Woods bemused by warm Australian reception
(China Daily)
Updated: 2009-11-11 11:27

MELBOURNE: Thousands of fans and a media circus worthy of a head of state greeted Tiger Woods at Melbourne's Kingston Heath golf club yesterday, as the world No 1 made his first visit to Australia in 11 years.

Woods bemused by warm Australian reception
Tiger Woods of the U.S. watches the ball during a practice session ahead of this week's Australian Masters golf tournament in Melbourne November 10, 2009. [Agencies] 

Woods, who arrived by private jet in Melbourne on Monday, tuned up for this week's A$1.5 million ($1.40 million) Masters with a nine-hole practise round in front of throngs of spectators and a low-flying helicopter scanning his every move.

"No, (this reception) is not normal. No, I pray to God it's not normal," the 14-time major champion said.

"You don't normally see this many people at a practise round, certainly, maybe at a major championship."

Woods's first tournament in Australia since the 1998 Presidents Cup in Melbourne, has been seen as a watershed for a tour that has struggled to provide purses and appearance fees large enough to attract the biggest names.

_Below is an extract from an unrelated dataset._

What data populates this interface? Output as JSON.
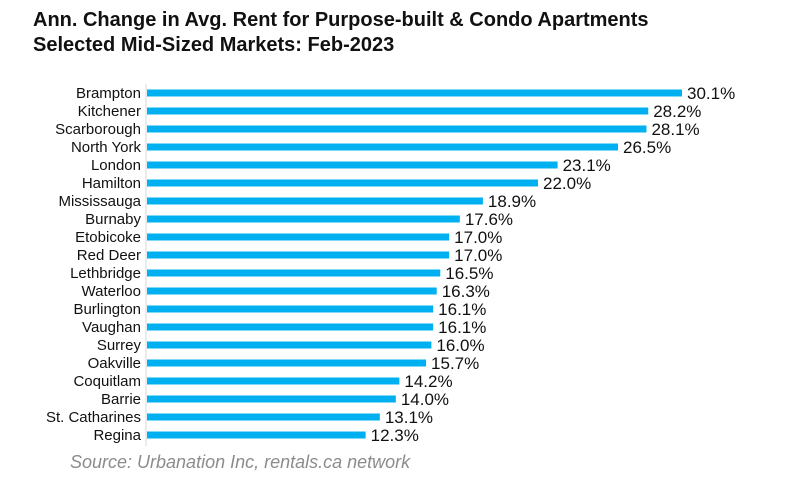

The state government of Victoria, which local media has reported paid half of Woods' $3 million appearance fee, had branded his appearance a coup and said the visit would generate an economic benefit of A$19 million.

Woods's delay in heading back to Australia was a matter of "timing" rather than financial incentives, the 33-year-old said.

"There are so many golf tournaments to play all around the world. I just haven't got down here," he said.

"You don't get a chance to play in venues like this and it is really a treat to play the sand-belt golf courses.

"You have so many different options. You have to be able to shape the ball around the golf course. You have to be able to think.

"It's one of the reasons I love playing links golf. It's the same, the only difference here is well, it's hot as hell."

Woods will vie for a first victory on Australian soil with former US Open champion Geoff Ogilvy among a strong local contingent for a winner's cheque worth less than a tenth of his appearance fee.